Friday evening, while exhausted from an escalating cold, I took a planned-detour on my way home in order to be immersed in beauty. I went to DAÏMÕN, where a compilation of Montreal-based artist, Étienne de Massy‘s work was being screened. From beginning to end I sat with an audience of captivated fans, as de Massy’s work rolled over us, story after story, in a tumbling wave of colour, intermittent melody, narrated poetry and rich visuals.

Filtered content in the form of de-saturated images and negative exposures seem to be a trademark of this artist’s aesthetic, whose labour intensive series ‘Somnia’ is a complex negotiation of footage edits and re-edits. The pieces provide whispers of what could be a documentary, cutting quickly to the realm of fiction and back again, leaving the audience in a pleasant, almost addictive, dreamlike state of confusion. His work, most certainly pushes his audience to explore sensations of nostalgia, especially with the multiplication and repetition of a visual content, which eventually garners symbolic status as the screening progresses through its motions.
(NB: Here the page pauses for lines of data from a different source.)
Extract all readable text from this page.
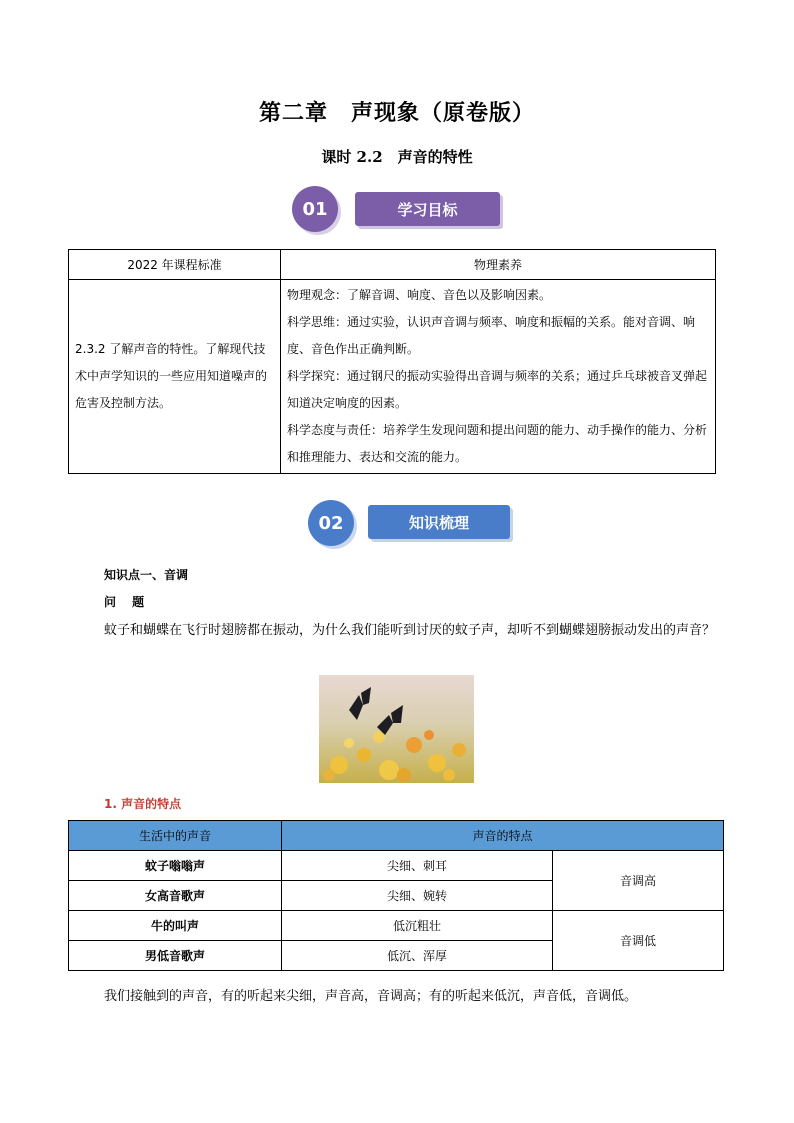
第二章　声现象（原卷版）
课时 2.2　声音的特性
01	学习目标
2022 年课程标准	物理素养
2.3.2 了解声音的特性。了解现代技术中声学知识的一些应用知道噪声的危害及控制方法。	物理观念：了解音调、响度、音色以及影响因素。

科学思维：通过实验，认识声音调与频率、响度和振幅的关系。能对音调、响度、音色作出正确判断。

科学探究：通过钢尺的振动实验得出音调与频率的关系；通过乒乓球被音叉弹起知道决定响度的因素。

科学态度与责任：培养学生发现问题和提出问题的能力、动手操作的能力、分析和推理能力、表达和交流的能力。

02	知识梳理
知识点一、音调
问 题
蚊子和蝴蝶在飞行时翅膀都在振动，为什么我们能听到讨厌的蚊子声，却听不到蝴蝶翅膀振动发出的声音？
1. 声音的特点
生活中的声音	声音的特点	
蚊子嗡嗡声	尖细、刺耳	音调高
女高音歌声	尖细、婉转	
牛的叫声	低沉粗壮	音调低
男低音歌声	低沉、浑厚	
我们接触到的声音，有的听起来尖细，声音高，音调高；有的听起来低沉，声音低，音调低。
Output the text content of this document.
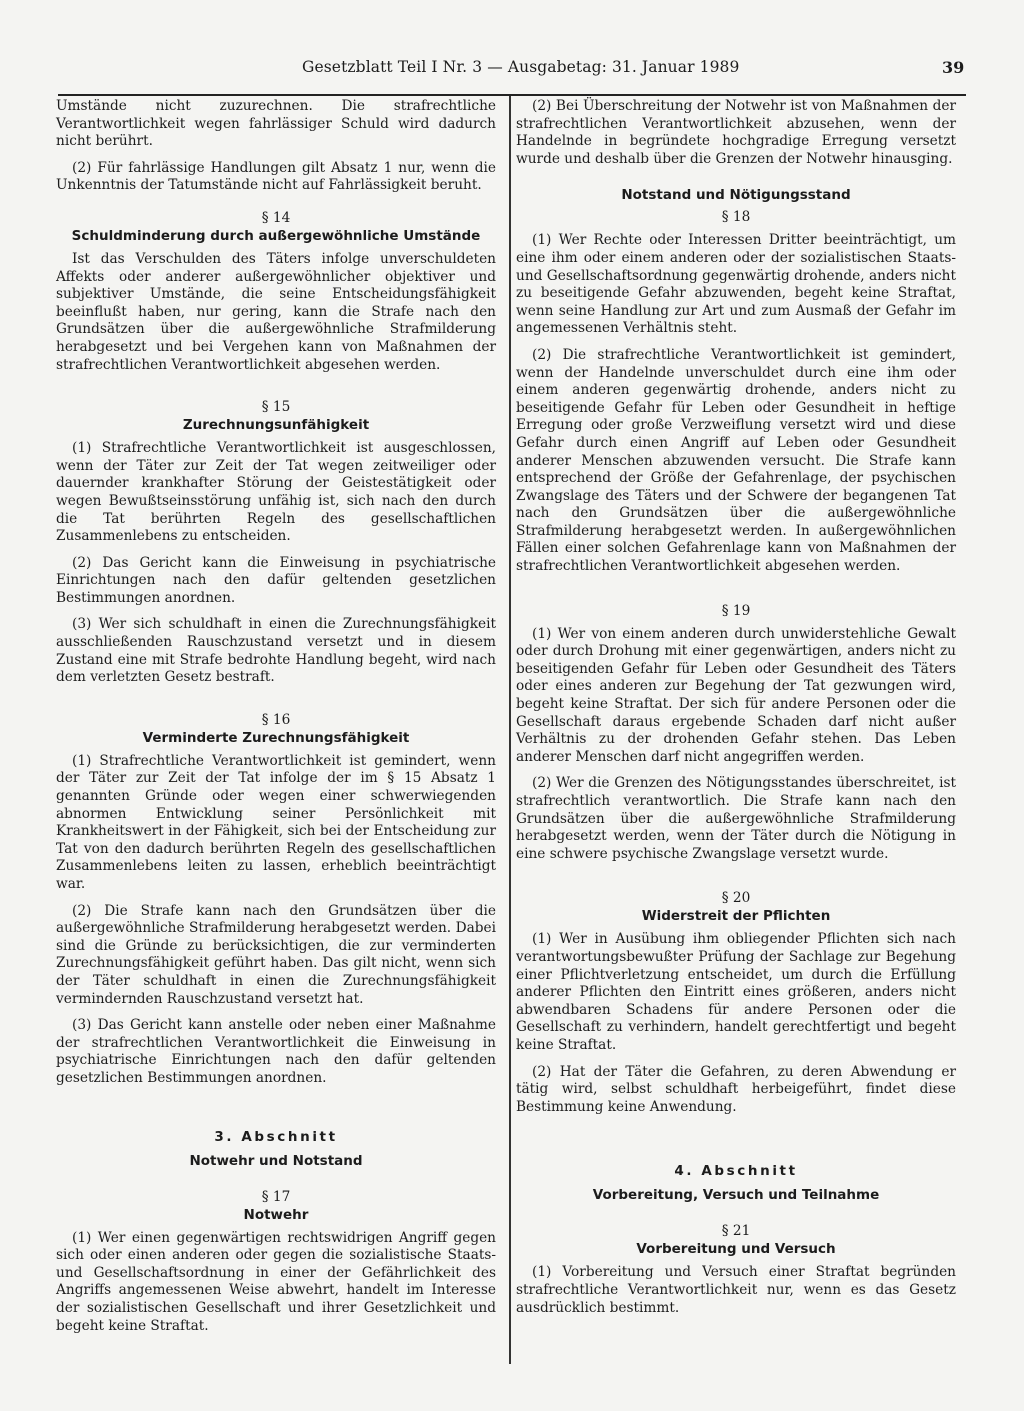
Gesetzblatt Teil I Nr. 3 — Ausgabetag: 31. Januar 1989	39

Umstände nicht zuzurechnen. Die strafrechtliche Verantwortlichkeit wegen fahrlässiger Schuld wird dadurch nicht berührt.

(2) Für fahrlässige Handlungen gilt Absatz 1 nur, wenn die Unkenntnis der Tatumstände nicht auf Fahrlässigkeit beruht.

§ 14
Schuldminderung durch außergewöhnliche Umstände

Ist das Verschulden des Täters infolge unverschuldeten Affekts oder anderer außergewöhnlicher objektiver und subjektiver Umstände, die seine Entscheidungsfähigkeit beeinflußt haben, nur gering, kann die Strafe nach den Grundsätzen über die außergewöhnliche Strafmilderung herabgesetzt und bei Vergehen kann von Maßnahmen der strafrechtlichen Verantwortlichkeit abgesehen werden.

§ 15
Zurechnungsunfähigkeit

(1) Strafrechtliche Verantwortlichkeit ist ausgeschlossen, wenn der Täter zur Zeit der Tat wegen zeitweiliger oder dauernder krankhafter Störung der Geistestätigkeit oder wegen Bewußtseinsstörung unfähig ist, sich nach den durch die Tat berührten Regeln des gesellschaftlichen Zusammenlebens zu entscheiden.

(2) Das Gericht kann die Einweisung in psychiatrische Einrichtungen nach den dafür geltenden gesetzlichen Bestimmungen anordnen.

(3) Wer sich schuldhaft in einen die Zurechnungsfähigkeit ausschließenden Rauschzustand versetzt und in diesem Zustand eine mit Strafe bedrohte Handlung begeht, wird nach dem verletzten Gesetz bestraft.

§ 16
Verminderte Zurechnungsfähigkeit

(1) Strafrechtliche Verantwortlichkeit ist gemindert, wenn der Täter zur Zeit der Tat infolge der im § 15 Absatz 1 genannten Gründe oder wegen einer schwerwiegenden abnormen Entwicklung seiner Persönlichkeit mit Krankheitswert in der Fähigkeit, sich bei der Entscheidung zur Tat von den dadurch berührten Regeln des gesellschaftlichen Zusammenlebens leiten zu lassen, erheblich beeinträchtigt war.

(2) Die Strafe kann nach den Grundsätzen über die außergewöhnliche Strafmilderung herabgesetzt werden. Dabei sind die Gründe zu berücksichtigen, die zur verminderten Zurechnungsfähigkeit geführt haben. Das gilt nicht, wenn sich der Täter schuldhaft in einen die Zurechnungsfähigkeit vermindernden Rauschzustand versetzt hat.

(3) Das Gericht kann anstelle oder neben einer Maßnahme der strafrechtlichen Verantwortlichkeit die Einweisung in psychiatrische Einrichtungen nach den dafür geltenden gesetzlichen Bestimmungen anordnen.

3. Abschnitt
Notwehr und Notstand
§ 17
Notwehr

(1) Wer einen gegenwärtigen rechtswidrigen Angriff gegen sich oder einen anderen oder gegen die sozialistische Staats- und Gesellschaftsordnung in einer der Gefährlichkeit des Angriffs angemessenen Weise abwehrt, handelt im Interesse der sozialistischen Gesellschaft und ihrer Gesetzlichkeit und begeht keine Straftat.

(2) Bei Überschreitung der Notwehr ist von Maßnahmen der strafrechtlichen Verantwortlichkeit abzusehen, wenn der Handelnde in begründete hochgradige Erregung versetzt wurde und deshalb über die Grenzen der Notwehr hinausging.

Notstand und Nötigungsstand
§ 18

(1) Wer Rechte oder Interessen Dritter beeinträchtigt, um eine ihm oder einem anderen oder der sozialistischen Staats- und Gesellschaftsordnung gegenwärtig drohende, anders nicht zu beseitigende Gefahr abzuwenden, begeht keine Straftat, wenn seine Handlung zur Art und zum Ausmaß der Gefahr im angemessenen Verhältnis steht.

(2) Die strafrechtliche Verantwortlichkeit ist gemindert, wenn der Handelnde unverschuldet durch eine ihm oder einem anderen gegenwärtig drohende, anders nicht zu beseitigende Gefahr für Leben oder Gesundheit in heftige Erregung oder große Verzweiflung versetzt wird und diese Gefahr durch einen Angriff auf Leben oder Gesundheit anderer Menschen abzuwenden versucht. Die Strafe kann entsprechend der Größe der Gefahrenlage, der psychischen Zwangslage des Täters und der Schwere der begangenen Tat nach den Grundsätzen über die außergewöhnliche Strafmilderung herabgesetzt werden. In außergewöhnlichen Fällen einer solchen Gefahrenlage kann von Maßnahmen der strafrechtlichen Verantwortlichkeit abgesehen werden.

§ 19

(1) Wer von einem anderen durch unwiderstehliche Gewalt oder durch Drohung mit einer gegenwärtigen, anders nicht zu beseitigenden Gefahr für Leben oder Gesundheit des Täters oder eines anderen zur Begehung der Tat gezwungen wird, begeht keine Straftat. Der sich für andere Personen oder die Gesellschaft daraus ergebende Schaden darf nicht außer Verhältnis zu der drohenden Gefahr stehen. Das Leben anderer Menschen darf nicht angegriffen werden.

(2) Wer die Grenzen des Nötigungsstandes überschreitet, ist strafrechtlich verantwortlich. Die Strafe kann nach den Grundsätzen über die außergewöhnliche Strafmilderung herabgesetzt werden, wenn der Täter durch die Nötigung in eine schwere psychische Zwangslage versetzt wurde.

§ 20
Widerstreit der Pflichten

(1) Wer in Ausübung ihm obliegender Pflichten sich nach verantwortungsbewußter Prüfung der Sachlage zur Begehung einer Pflichtverletzung entscheidet, um durch die Erfüllung anderer Pflichten den Eintritt eines größeren, anders nicht abwendbaren Schadens für andere Personen oder die Gesellschaft zu verhindern, handelt gerechtfertigt und begeht keine Straftat.

(2) Hat der Täter die Gefahren, zu deren Abwendung er tätig wird, selbst schuldhaft herbeigeführt, findet diese Bestimmung keine Anwendung.

4. Abschnitt
Vorbereitung, Versuch und Teilnahme
§ 21
Vorbereitung und Versuch

(1) Vorbereitung und Versuch einer Straftat begründen strafrechtliche Verantwortlichkeit nur, wenn es das Gesetz ausdrücklich bestimmt.
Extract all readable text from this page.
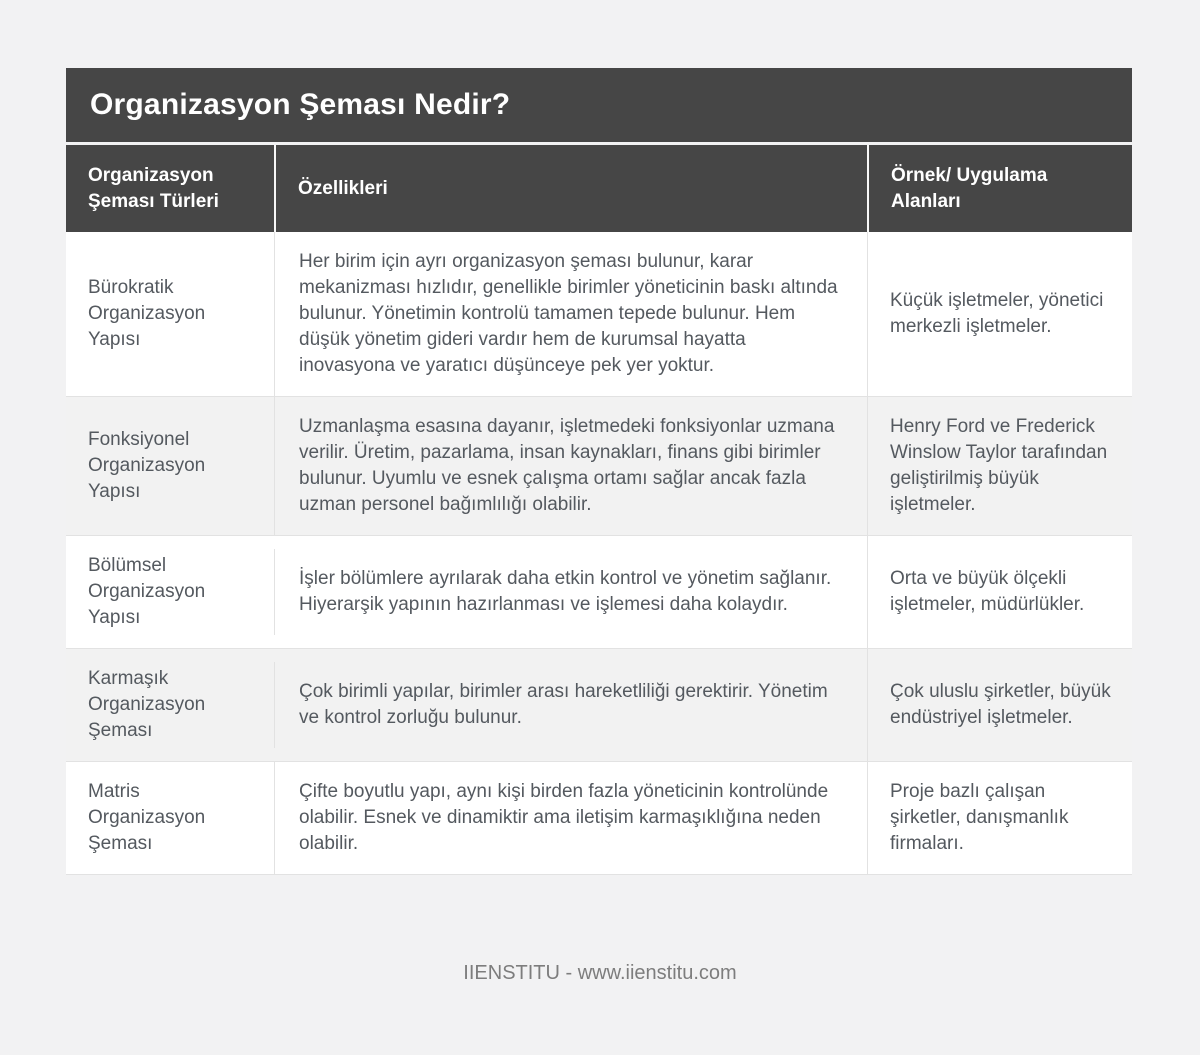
Organizasyon Şeması Nedir?
Organizasyon Şeması Türleri
Özellikleri
Örnek/ Uygulama Alanları
Bürokratik Organizasyon Yapısı
Her birim için ayrı organizasyon şeması bulunur, karar mekanizması hızlıdır, genellikle birimler yöneticinin baskı altında bulunur. Yönetimin kontrolü tamamen tepede bulunur. Hem düşük yönetim gideri vardır hem de kurumsal hayatta inovasyona ve yaratıcı düşünceye pek yer yoktur.
Küçük işletmeler, yönetici merkezli işletmeler.
Fonksiyonel Organizasyon Yapısı
Uzmanlaşma esasına dayanır, işletmedeki fonksiyonlar uzmana verilir. Üretim, pazarlama, insan kaynakları, finans gibi birimler bulunur. Uyumlu ve esnek çalışma ortamı sağlar ancak fazla uzman personel bağımlılığı olabilir.
Henry Ford ve Frederick Winslow Taylor tarafından geliştirilmiş büyük işletmeler.
Bölümsel Organizasyon Yapısı
İşler bölümlere ayrılarak daha etkin kontrol ve yönetim sağlanır. Hiyerarşik yapının hazırlanması ve işlemesi daha kolaydır.
Orta ve büyük ölçekli işletmeler, müdürlükler.
Karmaşık Organizasyon Şeması
Çok birimli yapılar, birimler arası hareketliliği gerektirir. Yönetim ve kontrol zorluğu bulunur.
Çok uluslu şirketler, büyük endüstriyel işletmeler.
Matris Organizasyon Şeması
Çifte boyutlu yapı, aynı kişi birden fazla yöneticinin kontrolünde olabilir. Esnek ve dinamiktir ama iletişim karmaşıklığına neden olabilir.
Proje bazlı çalışan şirketler, danışmanlık firmaları.
IIENSTITU - www.iienstitu.com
The young girl on camera, close-ups of eyes blinking and then cutting to fast-paced journeys, to landscapes of vacant parking lots and some of Montreal’s most bold and dominating architecture form the structure of the work.

I was most moved by ‘Somnia 3‘ which is a collage of concepts and footage that stimulate thoughts of an expanding satellite surveillance culture with hints to iconic instances in cinema that foretell this happening, such as Hal’s omnipresent eye in ‘2001: A Space Odyssey’. De Massy’s curated watchful and flickering gaze casts over forest floors, close encounters with the human body, congested and snowy cityscapes, and gives the illusion of analysed yet lush ‘wilderness’. The still shots are incrementally delayed to log status reports as the location analysis is generated across the screen in the form of ‘programming’esq’ command lines.

In observing the various cultures, cities and countries that blink in and out of de Massy’s work, I am reminded of Marsha Meskimmon’s theory on the cosmopolitan imagination, where the transindividual becomes the narrator of place, by ‘inhabiting a global world’. The artists’ work demonstrates ‘movement, change and multiplicity’ (M.M.) in the quest to anchor a sense of ‘home’ with embedded identity. This quest is noticeable in de Massy’s work but, within the scope of cosmopolitanism, his focus seems to linger on the concept of solitude within space. In doing so, he repeatedly reminds the audience of the fact that solitude is a psychological state; it is an option achieved through choice. Through practice, de Massy seems to take the stance of the voyeur, or the observatory – the man squatting on the satellite reception.


Meskimmon, M. (2010) Contemporary Art and the Cosmopolitan Imagination. Abingdon, Routledge. p.5.